Pour bien comprendre à quoi sert le chiffrement de bout-en-bout, il est important de rappeler rapidement les autres techniques de chiffrements communément utilisées.

Le chiffrement en transit

Le chiffrement en transit (comme du TLS) permet de sécuriser un « tuyau », tout ce qu’il y a dedans est protégé. Avant et après le tuyau, ça ne l’est pas.

Ce schéma illustre le rôle que joue le chiffrement en transit dans la protection des données. À gauche, l'utilisateur 1 dans son application, qui envoie le message "Hello" à destination de l'utilisateur 2. Le message est envoyé à travers la connexion TLS, le « tuyau sécurisé », qui sert de pont entre l'application et le serveur backend. Au milieu, le serveur backend qui reçoit le message "Hello", prêt à être redistribué à l'utilisateur 2. Le chiffrement en transit garantit que le message reste sécurisé pendant son voyage de l'utilisateur 1 au serveur backend, puis du backend à l'utilisateur 2. On voit donc qu'avec le seul chiffrement en transit, le backend a un accès aux données.

Le chiffrement au repos

Le chiffrement au repos (comme du chiffrement de disque dur, de base de données ou de stockage objet) permet de sécuriser les données lorsqu’elles ne sont pas utilisées. Si quelqu’un s’introduit dans le bâtiment qui contient les disques durs contenant les données et les vole, il ne pourra rien en faire. En revanche, si quelqu’un accède au backend (via une faille applicative par exemple), il aura accès à tout.

Ce schéma illustre le rôle que joue le chiffrement au repos dans la protection des données. Considérons que l'application possède un historique des messages ; ces données doivent donc être stockées sur un serveur (stockage) afin de conserver cet historique. Une fois que le serveur backend a fini de transmettre le message " Hello " aux utilisateurs, il peut alors procéder au chiffrement du message et l'envoyer sur le serveur de stockage, assurant ainsi sa sécurité au repos.

Le schéma ci-dessus représente l'architecture de sécurité des données de la majorité des applications dans le monde. On voit que le serveur backend a accès aux données des utilisateurs, et donc quiconque qui accède au serveur backend aussi.

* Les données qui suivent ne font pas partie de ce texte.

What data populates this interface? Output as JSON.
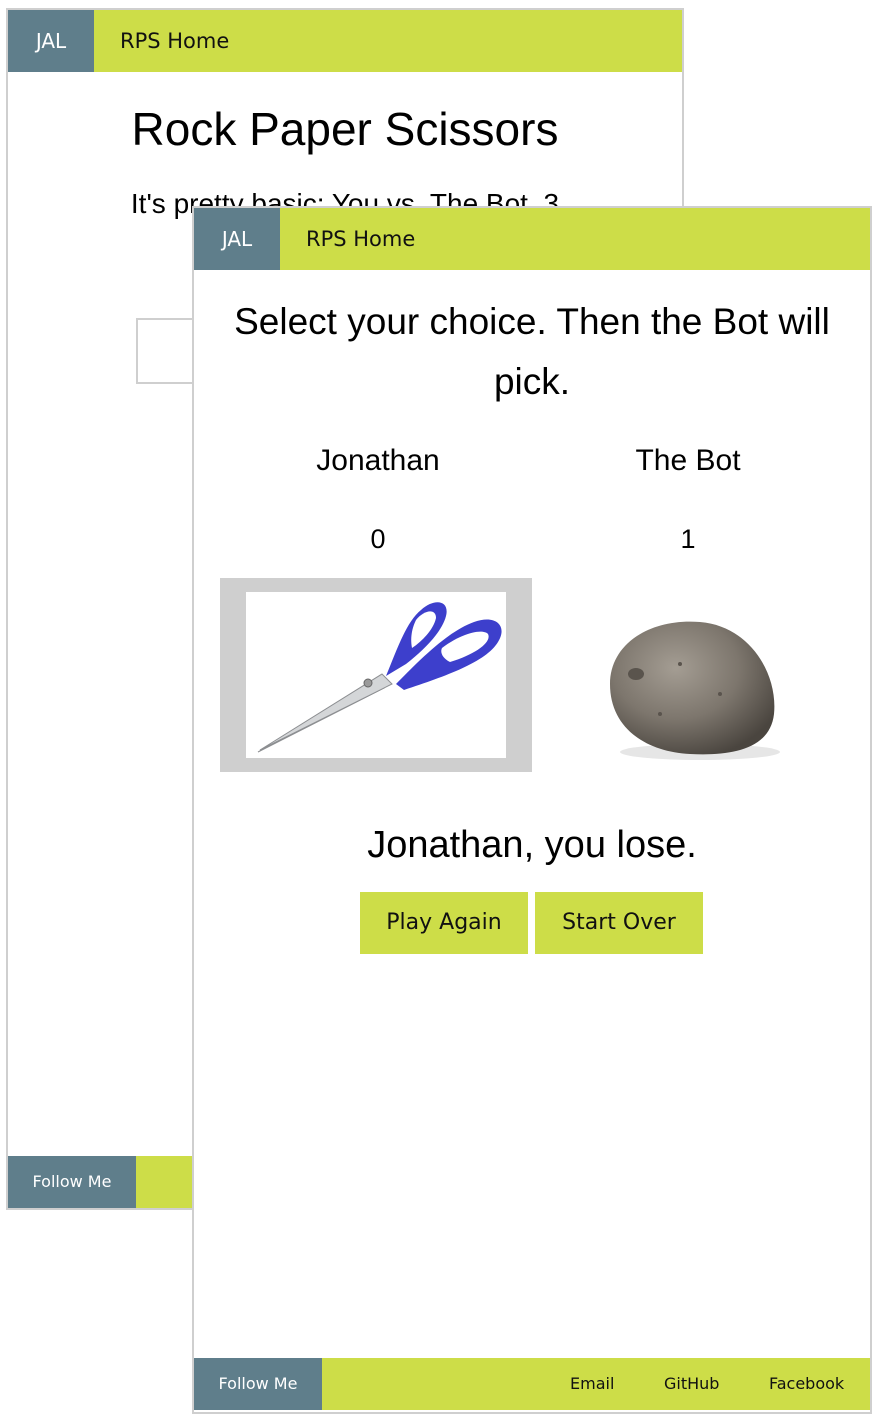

Le chiffrement de bout-en-bout

Le chiffrement de bout-en-bout protège les données depuis l'appareil de l'expéditeur, le premier "bout", jusqu'à l'appareil du destinataire final, le second "bout", sans interruption. Cela garantit que les données sont accessibles uniquement par l'expéditeur et le destinataire final.

Pas même l’hébergeur des données, le développeur de l’application, un quelconque administrateur, ou un gouvernement, et par extension toute personne malveillante s’en prenant à un ou plusieurs de ces intermédiaires ne pourront accéder aux données.

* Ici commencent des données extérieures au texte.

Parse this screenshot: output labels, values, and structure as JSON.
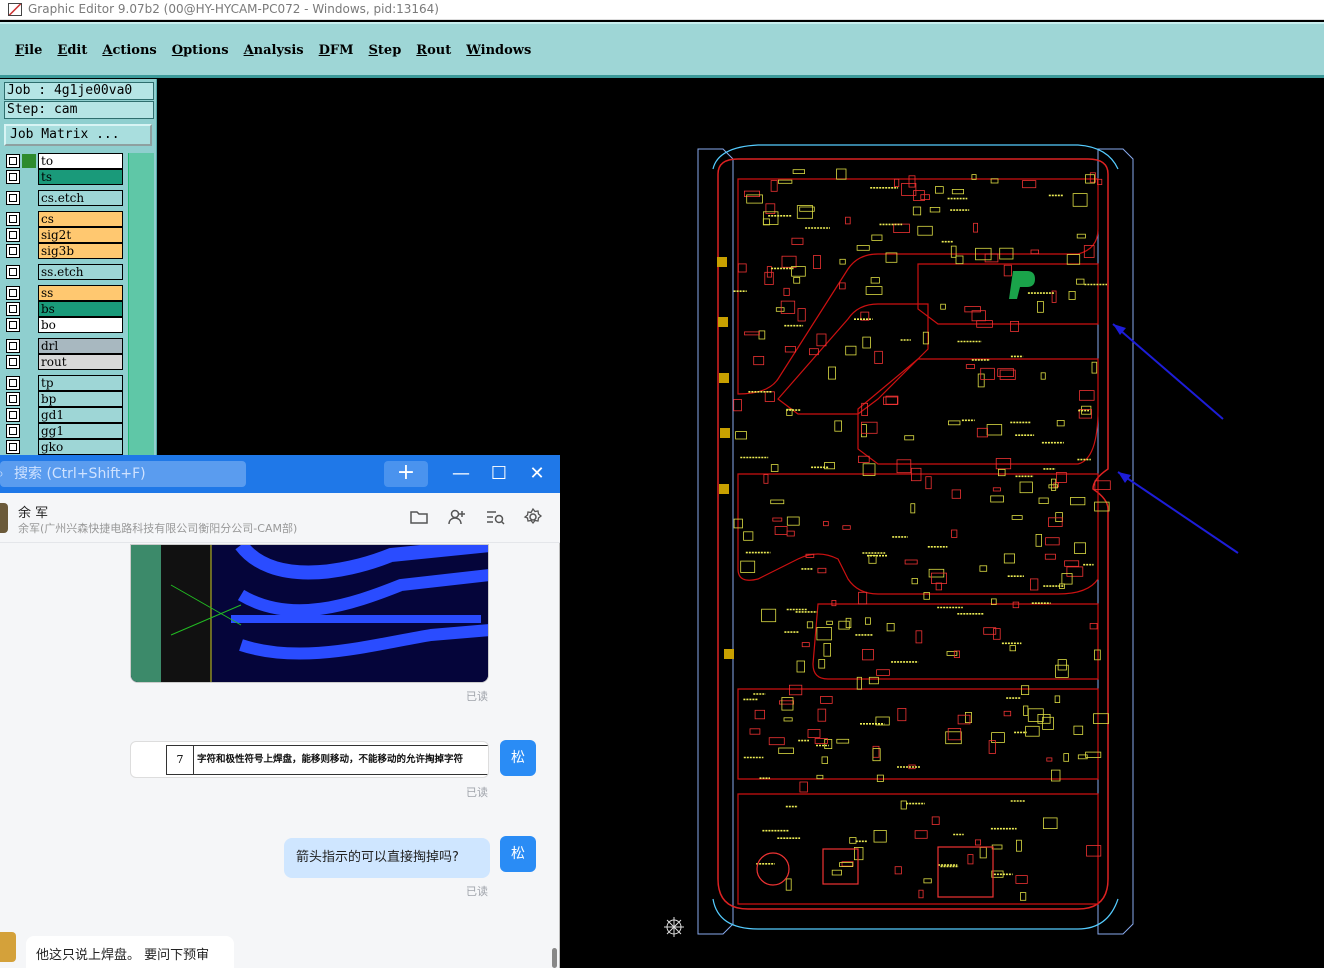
{
  "window": {
    "title": "Graphic Editor 9.07b2 (00@HY-HYCAM-PC072 - Windows, pid:13164)"
  },
  "menu": [
    "File",
    "Edit",
    "Actions",
    "Options",
    "Analysis",
    "DFM",
    "Step",
    "Rout",
    "Windows"
  ],
  "job_info": {
    "job": "Job : 4g1je00va0",
    "step": "Step: cam",
    "matrix_button": "Job Matrix ..."
  },
  "layers": [
    {
      "name": "to",
      "color": "#ffffff",
      "indicator": "#2e8b2e"
    },
    {
      "name": "ts",
      "color": "#1a9a7a",
      "indicator": ""
    },
    {
      "name": "cs.etch",
      "color": "#9ed6d6",
      "indicator": ""
    },
    {
      "name": "cs",
      "color": "#ffc870",
      "indicator": ""
    },
    {
      "name": "sig2t",
      "color": "#ffc870",
      "indicator": ""
    },
    {
      "name": "sig3b",
      "color": "#ffc870",
      "indicator": ""
    },
    {
      "name": "ss.etch",
      "color": "#9ed6d6",
      "indicator": ""
    },
    {
      "name": "ss",
      "color": "#ffc870",
      "indicator": ""
    },
    {
      "name": "bs",
      "color": "#1a9a7a",
      "indicator": ""
    },
    {
      "name": "bo",
      "color": "#ffffff",
      "indicator": ""
    },
    {
      "name": "drl",
      "color": "#a8b8c0",
      "indicator": ""
    },
    {
      "name": "rout",
      "color": "#d8d8d8",
      "indicator": ""
    },
    {
      "name": "tp",
      "color": "#9ed6d6",
      "indicator": ""
    },
    {
      "name": "bp",
      "color": "#9ed6d6",
      "indicator": ""
    },
    {
      "name": "gd1",
      "color": "#9ed6d6",
      "indicator": ""
    },
    {
      "name": "gg1",
      "color": "#9ed6d6",
      "indicator": ""
    },
    {
      "name": "gko",
      "color": "#9ed6d6",
      "indicator": ""
    }
  ],
  "chat": {
    "search_placeholder": "搜索 (Ctrl+Shift+F)",
    "add_label": "+",
    "minimize": "—",
    "maximize": "☐",
    "close": "✕",
    "contact_name": "余 军",
    "contact_org": "余军(广州兴森快捷电路科技有限公司衡阳分公司-CAM部)",
    "read_label": "已读",
    "table_num": "7",
    "table_text": "字符和极性符号上焊盘，能移则移动，不能移动的允许掏掉字符",
    "my_avatar": "松",
    "question": "箭头指示的可以直接掏掉吗?",
    "peer_reply": "他这只说上焊盘。 要问下预审"
  }
}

Ce schéma illustre le rôle que joue le chiffrement de bout-en-bout dans la protection des données. Le chiffrement de bout-en-bout va protéger côté client le message "Hello" pour l'utilisateur 1 et pour l'utilisateur 2 uniquement. Ainsi, le serveur backend n'a jamais accès au message, garantissant que le message demeure confidentiel, même face à d'éventuelles compromissions des serveurs de l'application.

Si une application utilise du chiffrement de bout-en-bout, cela garantit que les employés de l’entreprise éditant ou infogérant l’application ne pourront pas accéder aux données hébergées comme les conversations, fichiers ou autres, que l'hébergeur soit HDS ou non.

À l'inverse, sans chiffrement de bout-en-bout, le non-accès aux données dépend du bon vouloir de l’entreprise, parce qu’il n’y a aucune mesure technique garantissant que ses employés ne peuvent pas y accéder.

Si un employé est malveillant, négligeant, ou simplement qu’une vulnérabilité "zero day" est découverte permettant à un attaquant de s’introduire (comme on en trouve tous les jours) et que l’hébergeur ne la patche pas assez vite, le bon vouloir de l’entreprise ne suffira pas à protéger les données des utilisateurs...

En conclusion, non, la certification HDS n’est pas du tout équivalente à faire du chiffrement de bout-en-bout.